Five districts can count exchange students living in dorms for another year

Thursday, August 3, 2017

In the closing days of the 2017 session, the Legislature extended the ability of five Oregon school districts to count their foreign exchange students living in dorms as residents.

For the districts, the exchange students are a crucial way of stabilizing district funding and high school populations to create viable learning environments. The foreign students also provide invaluable diversity and learning opportunities for the rural and isolated communities, according to school leaders.

About 40 exchange students a year make up roughly a third of the student body in the five high schools: Burnt River, Mitchell, Paisley, Spray and Ukiah.

In 2010, the Oregon Department of Education decided that exchange students living with families could count toward the state per-student funding formula but exchange students living in dorms would not.

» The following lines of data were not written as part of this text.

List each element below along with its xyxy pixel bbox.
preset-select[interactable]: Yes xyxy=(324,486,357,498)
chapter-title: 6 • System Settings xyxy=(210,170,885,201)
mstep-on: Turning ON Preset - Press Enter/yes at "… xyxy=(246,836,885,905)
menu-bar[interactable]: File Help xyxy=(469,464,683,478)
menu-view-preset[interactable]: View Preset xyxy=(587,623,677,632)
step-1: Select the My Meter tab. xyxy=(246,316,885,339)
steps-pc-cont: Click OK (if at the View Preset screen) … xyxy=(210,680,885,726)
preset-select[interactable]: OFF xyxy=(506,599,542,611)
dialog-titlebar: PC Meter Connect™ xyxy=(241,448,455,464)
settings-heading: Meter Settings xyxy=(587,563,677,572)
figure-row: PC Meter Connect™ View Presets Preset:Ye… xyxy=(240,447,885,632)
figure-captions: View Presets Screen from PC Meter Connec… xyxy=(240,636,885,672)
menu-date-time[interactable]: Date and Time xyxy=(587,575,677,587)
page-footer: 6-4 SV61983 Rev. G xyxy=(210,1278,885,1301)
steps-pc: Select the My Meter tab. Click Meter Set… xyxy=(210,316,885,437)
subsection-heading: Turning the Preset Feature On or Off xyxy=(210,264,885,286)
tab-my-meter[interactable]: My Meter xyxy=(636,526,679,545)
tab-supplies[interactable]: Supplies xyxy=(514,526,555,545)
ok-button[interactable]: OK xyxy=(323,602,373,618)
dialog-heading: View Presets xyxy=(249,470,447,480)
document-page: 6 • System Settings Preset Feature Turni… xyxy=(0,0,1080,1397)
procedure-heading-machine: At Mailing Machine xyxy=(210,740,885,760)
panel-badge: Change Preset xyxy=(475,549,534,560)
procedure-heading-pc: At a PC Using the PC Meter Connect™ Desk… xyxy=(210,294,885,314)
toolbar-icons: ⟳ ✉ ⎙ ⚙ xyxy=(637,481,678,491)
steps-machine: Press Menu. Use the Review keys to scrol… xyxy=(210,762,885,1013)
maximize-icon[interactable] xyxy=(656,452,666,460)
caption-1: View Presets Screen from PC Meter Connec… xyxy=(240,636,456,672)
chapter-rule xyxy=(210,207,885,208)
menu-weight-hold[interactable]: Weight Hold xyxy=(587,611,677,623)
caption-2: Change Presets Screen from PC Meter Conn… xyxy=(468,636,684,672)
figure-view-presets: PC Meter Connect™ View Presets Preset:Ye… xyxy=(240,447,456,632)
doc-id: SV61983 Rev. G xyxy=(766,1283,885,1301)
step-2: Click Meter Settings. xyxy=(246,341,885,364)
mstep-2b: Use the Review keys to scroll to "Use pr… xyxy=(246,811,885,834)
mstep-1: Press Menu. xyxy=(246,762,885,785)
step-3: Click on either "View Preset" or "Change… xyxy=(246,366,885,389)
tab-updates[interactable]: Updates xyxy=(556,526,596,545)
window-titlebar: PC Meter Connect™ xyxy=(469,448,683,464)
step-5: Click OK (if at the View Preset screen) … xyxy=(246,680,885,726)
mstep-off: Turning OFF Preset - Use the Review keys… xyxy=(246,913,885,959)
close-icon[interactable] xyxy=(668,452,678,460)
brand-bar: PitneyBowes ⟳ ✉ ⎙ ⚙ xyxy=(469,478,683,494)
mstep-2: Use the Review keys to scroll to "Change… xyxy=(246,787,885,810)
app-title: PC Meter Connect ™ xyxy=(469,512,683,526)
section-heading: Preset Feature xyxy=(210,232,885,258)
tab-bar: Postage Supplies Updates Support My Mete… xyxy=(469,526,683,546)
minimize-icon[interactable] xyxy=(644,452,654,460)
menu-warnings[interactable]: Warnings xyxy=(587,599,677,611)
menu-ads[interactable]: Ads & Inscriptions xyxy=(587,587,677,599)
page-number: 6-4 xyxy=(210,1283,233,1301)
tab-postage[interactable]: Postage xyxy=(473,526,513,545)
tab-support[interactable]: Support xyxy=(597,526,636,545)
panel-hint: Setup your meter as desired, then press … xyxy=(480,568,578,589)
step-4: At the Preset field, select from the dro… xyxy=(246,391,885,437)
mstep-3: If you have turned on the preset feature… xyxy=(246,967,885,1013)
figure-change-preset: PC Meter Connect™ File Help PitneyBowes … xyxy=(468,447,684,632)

A 2010 law allowed the five districts for two years to count a limited number of dorm exchange students as residents. The law was repeatedly extended for two years, and it was set to sunset July 1, 2017.

The Legislature unanimously extended the law again, but only for one year this time. Rosie Shatkin, legislative policy adviser for Sen. Arnie Roblan (D-Coos Bay), said the fact that student populations change yearly could require an annual examination of the funding. Roblan was sponsor for the bill, which passed July 7 and sunsets July 1, 2018.